Tiny airport 'therapy horses' should revolutionize business travel | Ladders

Business travel can be stressful, but it may get a lot better if many airports follow the lead of the visionaries running the Cincinnati airport.
Distractions

Tiny airport ‘therapy horses’ should revolutionize business travel

Business travel can be stressful, but it may get a lot better if many airports follow the lead of the visionaries running the Cincinnati airport.

Twice a month, passengers can interact with miniature therapy horses from Seven Oaks Farm in Ohio at Cincinnati/Northern Kentucky International Airport through the Refresh program.
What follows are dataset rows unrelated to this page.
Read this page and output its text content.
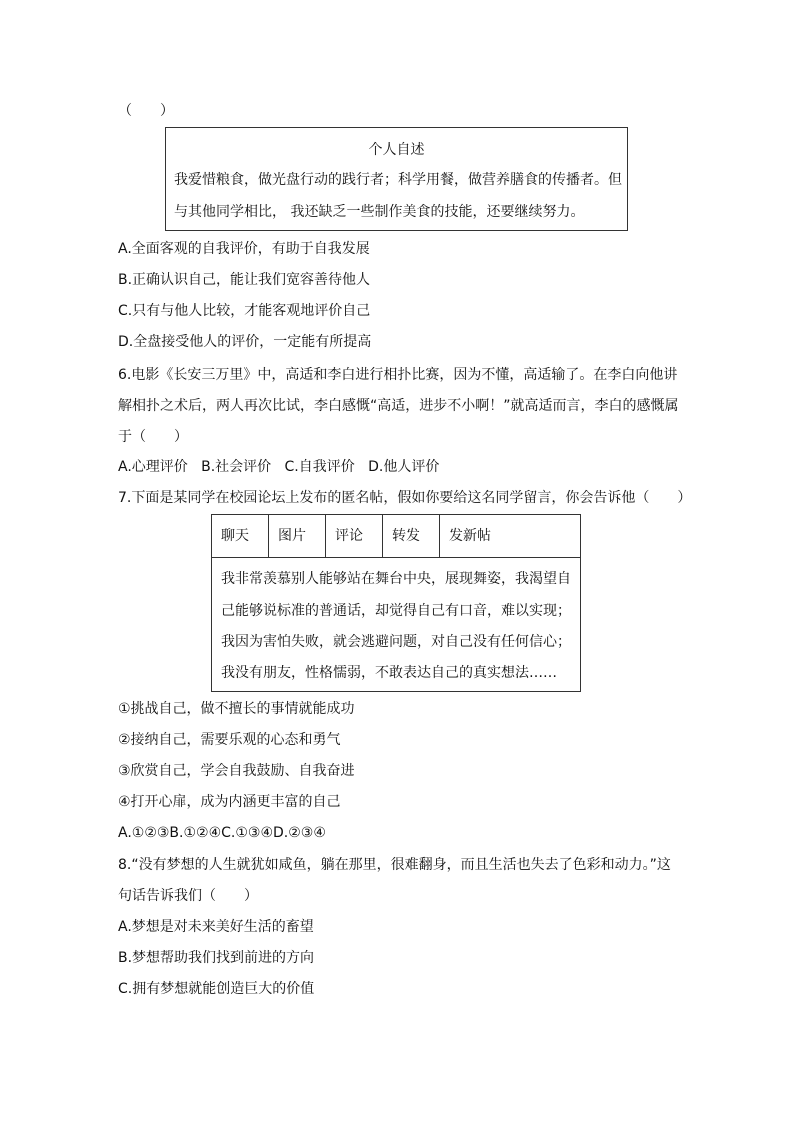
（　　）
个人自述
我爱惜粮食，做光盘行动的践行者；科学用餐，做营养膳食的传播者。但
与其他同学相比， 我还缺乏一些制作美食的技能，还要继续努力。
A.全面客观的自我评价，有助于自我发展
B.正确认识自己，能让我们宽容善待他人
C.只有与他人比较，才能客观地评价自己
D.全盘接受他人的评价，一定能有所提高
6.电影《长安三万里》中，高适和李白进行相扑比赛，因为不懂，高适输了。在李白向他讲
解相扑之术后，两人再次比试，李白感慨“高适，进步不小啊！”就高适而言，李白的感慨属
于（　　）
A.心理评价   B.社会评价   C.自我评价   D.他人评价
7.下面是某同学在校园论坛上发布的匿名帖，假如你要给这名同学留言，你会告诉他（　　）
聊天	图片	评论	转发	发新帖
我非常羡慕别人能够站在舞台中央，展现舞姿，我渴望自
己能够说标准的普通话，却觉得自己有口音，难以实现；
我因为害怕失败，就会逃避问题，对自己没有任何信心；
我没有朋友，性格懦弱，不敢表达自己的真实想法……
①挑战自己，做不擅长的事情就能成功
②接纳自己，需要乐观的心态和勇气
③欣赏自己，学会自我鼓励、自我奋进
④打开心扉，成为内涵更丰富的自己
A.①②③B.①②④C.①③④D.②③④
8.“没有梦想的人生就犹如咸鱼，躺在那里，很难翻身，而且生活也失去了色彩和动力。”这
句话告诉我们（　　）
A.梦想是对未来美好生活的畜望
B.梦想帮助我们找到前进的方向
C.拥有梦想就能创造巨大的价值
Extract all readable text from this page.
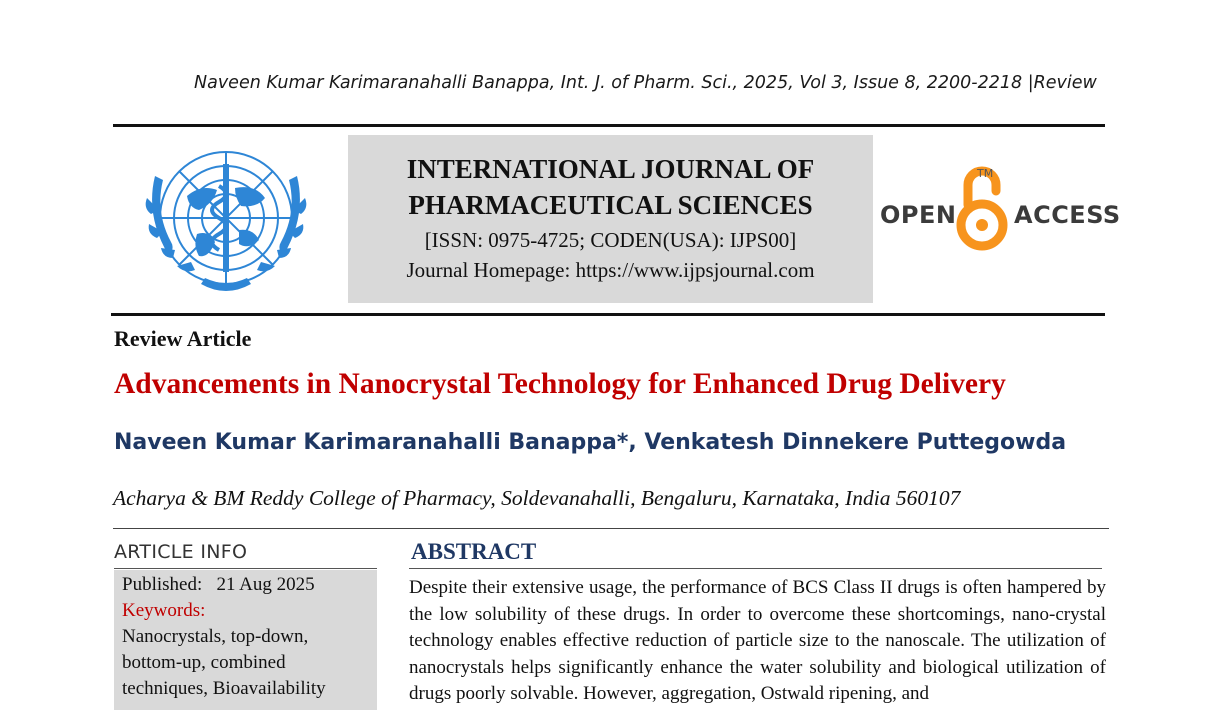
Naveen Kumar Karimaranahalli Banappa, Int. J. of Pharm. Sci., 2025, Vol 3, Issue 8, 2200-2218 |Review
INTERNATIONAL JOURNAL OF
PHARMACEUTICAL SCIENCES
[ISSN: 0975-4725; CODEN(USA): IJPS00]
Journal Homepage: https://www.ijpsjournal.com
OPEN
TM
ACCESS
Review Article
Advancements in Nanocrystal Technology for Enhanced Drug Delivery
Naveen Kumar Karimaranahalli Banappa*, Venkatesh Dinnekere Puttegowda
Acharya & BM Reddy College of Pharmacy, Soldevanahalli, Bengaluru, Karnataka, India 560107
ARTICLE INFO
Published: 21 Aug 2025
Keywords:
Nanocrystals, top-down, bottom-up, combined techniques, Bioavailability
ABSTRACT
Despite their extensive usage, the performance of BCS Class II drugs is often hampered by the low solubility of these drugs. In order to overcome these shortcomings, nano-crystal technology enables effective reduction of particle size to the nanoscale. The utilization of nanocrystals helps significantly enhance the water solubility and biological utilization of drugs poorly solvable. However, aggregation, Ostwald ripening, and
The program’s existence was first reported by NPR.

Owner Lisa Moad told NPR about how the horses make visitors feel in the interview.

She said they’ve told her “that it made them feel much better, kind of calmed down, took a deep breath. A lot of them thank us for being there at that time because they needed that little bit of support before they get on the plane,” Moad told the media outlet.

But the animals don’t seem to get freaked out by all the attention— they’ve reportedly been through training to stay calm and friendly towards people, even in crowds.

Moad’s nonprofit started with three horses named Tess, Lily and Lucky, who would greet visitors on the farm.

The benefits of therapy animals

Therapy animals can change not only travel anxiety, but a host of other emotions.

Mayo Clinic reported that using animals for therapy can majorly reduce pain, depression, anxiety and fatigue for many people in stressful situations: kids getting dental work, cancer patients, patients undergoing long-term care, people with persistent heart failure and veterans experiencing PTSD. Pet therapy also helps people in local initiatives and institutes of higher education.

Jane E. Brody wrote about her dog Max, who completed a program with the Good Dog Foundation and went on to be a therapy dog, in a 2016 New York Times article.

“Pet therapy most often involves privately owned animals – usually dogs, but also cats, rabbits, even kangaroos, birds, fish and reptiles – that their owners take to facilities to enhance the well-being of temporary or permanent residents. Thus, in addition to relieving the monotony of a hospital stay or entertaining residents in a nursing home, Max might visit a school where young children wary of reading aloud will happily read to a dog that does not care about mistakes,” Brody wrote.

Therapy animals can really help take the edge off— whether you’re about to take off at Cincinnati/Northern Kentucky International Airport, or your have medical concerns that have you in need of cheering up.